Difficult conversation, or more specifically, difficult conversations at work with a senior is something we all face. Mostly we try to avoid it because we are unsure of the right way to tackle this. Lauri Smith elaborates on the how to handle such conversations.
Lauri Smith theorizes that soul suckers, which deplete you mentally and emotionally, are the ones in charge when you avoid difficult conversations at work with your senior. She expands on this theory by recalling an incident from when she was an instructor.
A group of disruptive students grew more louder and distracting in their behaviour over time just because she kept letting their behaviour slide. She wanted to avoid an unpleasant scene and so was avoiding the issue. One day they jeered and mocked a vulnerable student for his mistake. That is when she gathered up her courage to correct them.
Turning a blind eye or refusing to address a difficult conversation does not make it disappear. Instead, it keeps coming back to us with renewed vigour. It follows us even when we change jobs. The first step to handle this is to stop labelling it as a hard or difficult conversation. Negative labelling can lead to sweeping problems under the carpet or having incomplete conversations without proper clarification. These are potentially dangerous situations.

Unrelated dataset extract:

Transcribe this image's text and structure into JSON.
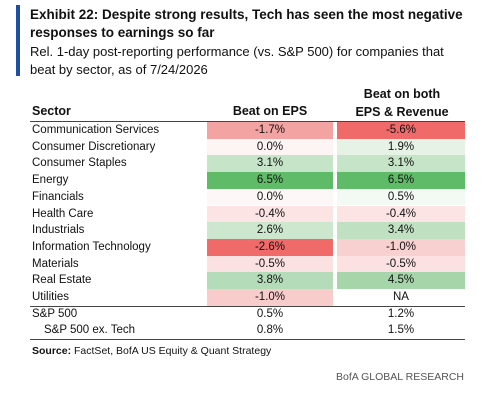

Think of it as a conversation that matters. Honour it by calling it a courageous conversation. This way you will find in you the courage to tackle such a conversation. Approach the situation head on. Set an intention to resolve it and visualize the sweet rewards at the other end. It may be a stronger relationship and even an increased self -belief about handling oneself with dignity in challenging situations.
Evasion and avoidance of any difficult situation is never the answer. It is best to address that difficult conversation at work with your boss and overcome it rather than let it grow and become a potential landmine.